The FSA said O’Donnell did not understand the regulatory restrictions on the promotion of Ucis and failed to promote them in a compliant manner. It has banned O’Donnell from performing any function in relation to any regulated activity in financial services.
O’Donnell advised 57 of his customers to invest in Ucis, and advised 14 of these to invest also in other non-mainstream investments. The FSA sampled nine files covering 15 customers and found that two-thirds of his clients had invested over 5% of their known available funds into Ucis and other unsuitable products.
The FSA asked P3 to stop selling Ucis after its visit, but despite being aware of the FSA’s concerns, the adviser permitted £185,306 of Ucis business to be completed four days before he confirmed with the FSA he would stop, according to the regulator.

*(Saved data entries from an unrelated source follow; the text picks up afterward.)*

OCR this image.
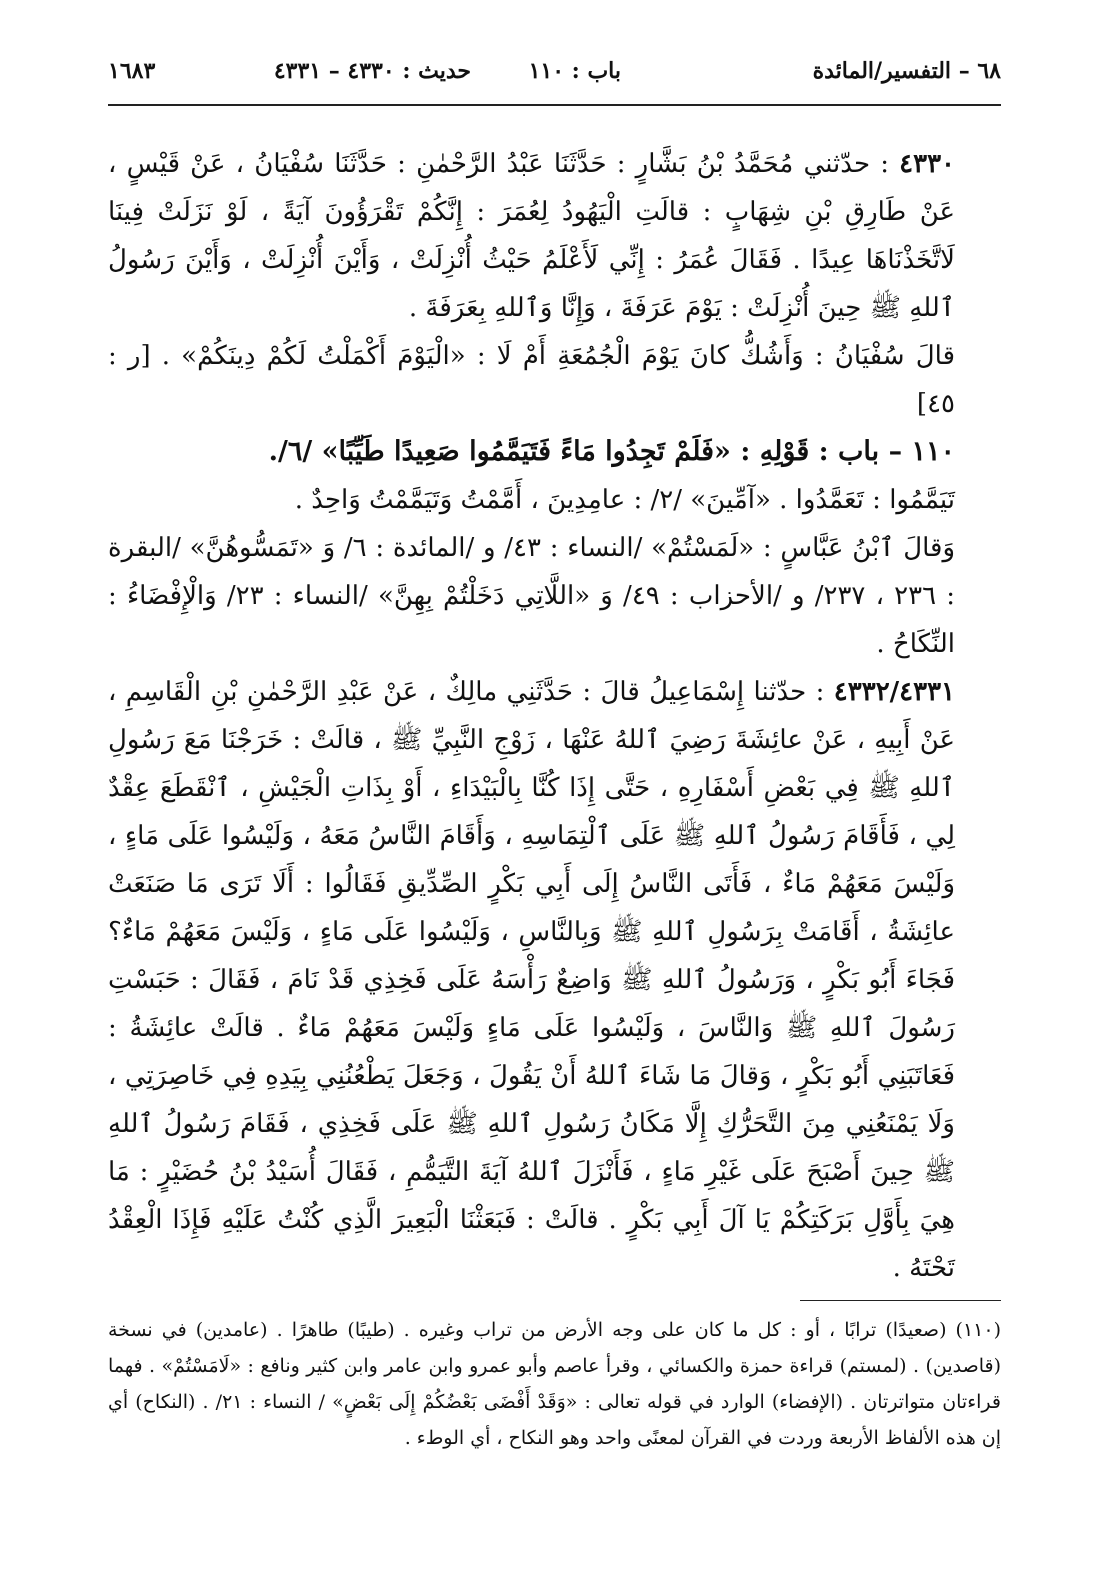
٦٨ – التفسير/المائدة
باب : ١١٠
حديث : ٤٣٣٠ – ٤٣٣١
١٦٨٣

٤٣٣٠ : حدّثني مُحَمَّدُ بْنُ بَشَّارٍ : حَدَّثَنَا عَبْدُ الرَّحْمٰنِ : حَدَّثَنَا سُفْيَانُ ، عَنْ قَيْسٍ ، عَنْ طَارِقِ بْنِ شِهَابٍ : قالَتِ الْيَهُودُ لِعُمَرَ : إِنَّكُمْ تَقْرَؤُونَ آيَةً ، لَوْ نَزَلَتْ فِينَا لَاتَّخَذْنَاهَا عِيدًا . فَقَالَ عُمَرُ : إِنِّي لَأَعْلَمُ حَيْثُ أُنْزِلَتْ ، وَأَيْنَ أُنْزِلَتْ ، وَأَيْنَ رَسُولُ ٱللهِ ﷺ حِينَ أُنْزِلَتْ : يَوْمَ عَرَفَةَ ، وَإِنَّا وَٱللهِ بِعَرَفَةَ .

قالَ سُفْيَانُ : وَأَشُكُّ كانَ يَوْمَ الْجُمُعَةِ أَمْ لَا : «الْيَوْمَ أَكْمَلْتُ لَكُمْ دِينَكُمْ» . [ر : ٤٥]

١١٠ – باب : قَوْلِهِ : «فَلَمْ تَجِدُوا مَاءً فَتَيَمَّمُوا صَعِيدًا طَيِّبًا» /٦/.

تَيَمَّمُوا : تَعَمَّدُوا . «آمِّينَ» /٢/ : عامِدِينَ ، أَمَّمْتُ وَتَيَمَّمْتُ وَاحِدٌ .

وَقالَ ٱبْنُ عَبَّاسٍ : «لَمَسْتُمْ» /النساء : ٤٣/ و /المائدة : ٦/ وَ «تَمَسُّوهُنَّ» /البقرة : ٢٣٦ ، ٢٣٧/ و /الأحزاب : ٤٩/ وَ «اللَّاتِي دَخَلْتُمْ بِهِنَّ» /النساء : ٢٣/ وَالْإِفْضَاءُ : النِّكَاحُ .

٤٣٣٢/٤٣٣١ : حدّثنا إِسْمَاعِيلُ قالَ : حَدَّثَنِي مالِكٌ ، عَنْ عَبْدِ الرَّحْمٰنِ بْنِ الْقَاسِمِ ، عَنْ أَبِيهِ ، عَنْ عائِشَةَ رَضِيَ ٱللهُ عَنْهَا ، زَوْجِ النَّبِيِّ ﷺ ، قالَتْ : خَرَجْنَا مَعَ رَسُولِ ٱللهِ ﷺ فِي بَعْضِ أَسْفَارِهِ ، حَتَّى إِذَا كُنَّا بِالْبَيْدَاءِ ، أَوْ بِذَاتِ الْجَيْشِ ، ٱنْقَطَعَ عِقْدٌ لِي ، فَأَقَامَ رَسُولُ ٱللهِ ﷺ عَلَى ٱلْتِمَاسِهِ ، وَأَقَامَ النَّاسُ مَعَهُ ، وَلَيْسُوا عَلَى مَاءٍ ، وَلَيْسَ مَعَهُمْ مَاءٌ ، فَأَتَى النَّاسُ إِلَى أَبِي بَكْرٍ الصِّدِّيقِ فَقَالُوا : أَلَا تَرَى مَا صَنَعَتْ عائِشَةُ ، أَقَامَتْ بِرَسُولِ ٱللهِ ﷺ وَبِالنَّاسِ ، وَلَيْسُوا عَلَى مَاءٍ ، وَلَيْسَ مَعَهُمْ مَاءٌ؟ فَجَاءَ أَبُو بَكْرٍ ، وَرَسُولُ ٱللهِ ﷺ وَاضِعٌ رَأْسَهُ عَلَى فَخِذِي قَدْ نَامَ ، فَقَالَ : حَبَسْتِ رَسُولَ ٱللهِ ﷺ وَالنَّاسَ ، وَلَيْسُوا عَلَى مَاءٍ وَلَيْسَ مَعَهُمْ مَاءٌ . قالَتْ عائِشَةُ : فَعَاتَبَنِي أَبُو بَكْرٍ ، وَقالَ مَا شَاءَ ٱللهُ أَنْ يَقُولَ ، وَجَعَلَ يَطْعُنُنِي بِيَدِهِ فِي خَاصِرَتِي ، وَلَا يَمْنَعُنِي مِنَ التَّحَرُّكِ إِلَّا مَكَانُ رَسُولِ ٱللهِ ﷺ عَلَى فَخِذِي ، فَقَامَ رَسُولُ ٱللهِ ﷺ حِينَ أَصْبَحَ عَلَى غَيْرِ مَاءٍ ، فَأَنْزَلَ ٱللهُ آيَةَ التَّيَمُّمِ ، فَقَالَ أُسَيْدُ بْنُ حُضَيْرٍ : مَا هِيَ بِأَوَّلِ بَرَكَتِكُمْ يَا آلَ أَبِي بَكْرٍ . قالَتْ : فَبَعَثْنَا الْبَعِيرَ الَّذِي كُنْتُ عَلَيْهِ فَإِذَا الْعِقْدُ تَحْتَهُ .

(١١٠) (صعيدًا) ترابًا ، أو : كل ما كان على وجه الأرض من تراب وغيره . (طيبًا) طاهرًا . (عامدين) في نسخة (قاصدين) . (لمستم) قراءة حمزة والكسائي ، وقرأ عاصم وأبو عمرو وابن عامر وابن كثير ونافع : «لَامَسْتُمْ» . فهما قراءتان متواترتان . (الإفضاء) الوارد في قوله تعالى : «وَقَدْ أَفْضَى بَعْضُكُمْ إِلَى بَعْضٍ» / النساء : ٢١/ . (النكاح) أي إن هذه الألفاظ الأربعة وردت في القرآن لمعنًى واحد وهو النكاح ، أي الوطء .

After he confirmed, he also completed Ucis investment applications on behalf of two of his clients.
As a result of his advice, a fork-lift driver and his wife invested their entire pension funds into Ucis, while a cautious investor put 94% of her known assets into non-mainstream investments in an attempt to provide her husband with benefits in the event of her death. In addition, a mother earning a small salary and supporting a dependent son invested 93% of her known pension into Ucis.
The FSA said: ‘Although O’Donnell may have honestly and sincerely believed he was doing his best for his customers, he advised many of them to invest almost all of their wealth in one or more illiquid, complex and higher risk investments.’

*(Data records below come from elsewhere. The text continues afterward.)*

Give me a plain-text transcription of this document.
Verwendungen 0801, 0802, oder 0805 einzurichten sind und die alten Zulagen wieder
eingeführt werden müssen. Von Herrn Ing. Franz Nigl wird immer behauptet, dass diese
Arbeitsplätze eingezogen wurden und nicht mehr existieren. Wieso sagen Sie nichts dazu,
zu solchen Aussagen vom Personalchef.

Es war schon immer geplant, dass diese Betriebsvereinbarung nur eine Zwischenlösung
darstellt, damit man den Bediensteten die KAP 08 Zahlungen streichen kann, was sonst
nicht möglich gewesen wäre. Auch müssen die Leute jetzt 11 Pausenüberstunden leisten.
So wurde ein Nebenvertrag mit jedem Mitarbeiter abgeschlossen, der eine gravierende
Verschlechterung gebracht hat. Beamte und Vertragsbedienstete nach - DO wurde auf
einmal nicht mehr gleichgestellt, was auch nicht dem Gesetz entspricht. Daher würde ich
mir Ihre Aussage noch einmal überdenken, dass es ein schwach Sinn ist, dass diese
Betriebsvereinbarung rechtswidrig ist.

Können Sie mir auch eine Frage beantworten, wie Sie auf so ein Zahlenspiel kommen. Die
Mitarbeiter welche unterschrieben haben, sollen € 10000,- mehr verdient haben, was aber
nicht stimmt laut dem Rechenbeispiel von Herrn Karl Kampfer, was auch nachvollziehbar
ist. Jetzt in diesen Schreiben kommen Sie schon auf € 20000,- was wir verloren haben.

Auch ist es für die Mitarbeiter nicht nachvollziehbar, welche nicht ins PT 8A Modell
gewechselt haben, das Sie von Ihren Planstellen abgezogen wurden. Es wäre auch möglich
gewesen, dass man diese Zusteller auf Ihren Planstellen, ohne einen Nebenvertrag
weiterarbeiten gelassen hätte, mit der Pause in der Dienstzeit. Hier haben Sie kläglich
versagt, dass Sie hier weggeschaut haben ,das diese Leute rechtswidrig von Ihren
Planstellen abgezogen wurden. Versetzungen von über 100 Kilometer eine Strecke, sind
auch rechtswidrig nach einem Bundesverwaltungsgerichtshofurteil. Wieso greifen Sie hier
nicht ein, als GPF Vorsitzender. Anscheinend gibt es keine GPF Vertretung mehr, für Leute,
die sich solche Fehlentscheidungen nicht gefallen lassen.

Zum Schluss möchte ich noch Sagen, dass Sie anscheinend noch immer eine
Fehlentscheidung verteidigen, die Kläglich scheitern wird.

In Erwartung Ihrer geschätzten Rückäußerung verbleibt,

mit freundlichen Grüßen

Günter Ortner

O’Donnell was the sole director and regulated adviser at West Lothian-based P3. The FSA has cancelled P3’s permission to carry out regulated activities.

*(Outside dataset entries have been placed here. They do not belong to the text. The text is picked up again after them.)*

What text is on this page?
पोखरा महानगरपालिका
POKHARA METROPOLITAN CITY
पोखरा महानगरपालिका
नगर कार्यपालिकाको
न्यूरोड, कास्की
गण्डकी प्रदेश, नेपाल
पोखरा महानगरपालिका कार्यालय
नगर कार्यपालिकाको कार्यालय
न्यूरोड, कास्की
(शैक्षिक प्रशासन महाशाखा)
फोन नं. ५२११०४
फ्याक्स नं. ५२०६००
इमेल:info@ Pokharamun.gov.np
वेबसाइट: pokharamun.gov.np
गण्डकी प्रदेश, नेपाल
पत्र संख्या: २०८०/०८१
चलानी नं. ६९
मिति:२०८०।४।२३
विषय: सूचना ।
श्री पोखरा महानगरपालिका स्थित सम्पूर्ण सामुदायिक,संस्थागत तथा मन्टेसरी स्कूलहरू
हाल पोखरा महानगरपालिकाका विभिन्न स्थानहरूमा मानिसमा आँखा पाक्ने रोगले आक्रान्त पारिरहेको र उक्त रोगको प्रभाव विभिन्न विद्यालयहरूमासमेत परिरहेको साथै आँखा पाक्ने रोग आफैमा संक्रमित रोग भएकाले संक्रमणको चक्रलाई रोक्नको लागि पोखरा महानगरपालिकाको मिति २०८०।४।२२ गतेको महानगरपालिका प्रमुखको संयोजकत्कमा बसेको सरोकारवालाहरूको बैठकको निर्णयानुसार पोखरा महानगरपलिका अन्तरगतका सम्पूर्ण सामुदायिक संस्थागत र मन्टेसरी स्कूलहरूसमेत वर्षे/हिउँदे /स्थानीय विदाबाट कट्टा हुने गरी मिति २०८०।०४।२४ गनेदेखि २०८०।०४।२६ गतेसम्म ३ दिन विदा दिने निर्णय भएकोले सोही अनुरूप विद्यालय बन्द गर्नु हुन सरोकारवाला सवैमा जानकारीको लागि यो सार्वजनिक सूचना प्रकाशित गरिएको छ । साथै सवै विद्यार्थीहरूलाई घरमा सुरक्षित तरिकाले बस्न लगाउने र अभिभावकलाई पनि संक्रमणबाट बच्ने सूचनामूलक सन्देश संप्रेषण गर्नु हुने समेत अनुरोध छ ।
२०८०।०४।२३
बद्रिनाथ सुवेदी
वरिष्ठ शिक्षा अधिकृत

Tom Spender (pictured), head of retail enforcement at the FSA, said: ‘O’Donnell had absolutely no understanding of the regulatory restrictions in place which prohibit advisers from selling Ucis to the vast majority of UK retail investors. He also completely failed to make recommendations that were suitable for his clients’ individual needs and circumstances.
‘Such mis-advice cannot continue. Ucis and other non-mainstream investments are very often high-risk, complex products, which are not appropriate for most retail investors. We will continue to intervene where we find mis-selling.’
The promotion and sale of Ucis are subject to FSA rules even though the schemes are not regulated.
Ucis cannot be promoted to retail consumers in the UK and FSA rules state they should be marketed only to limited categories of investors, such as sophisticated investors and high net worth individuals.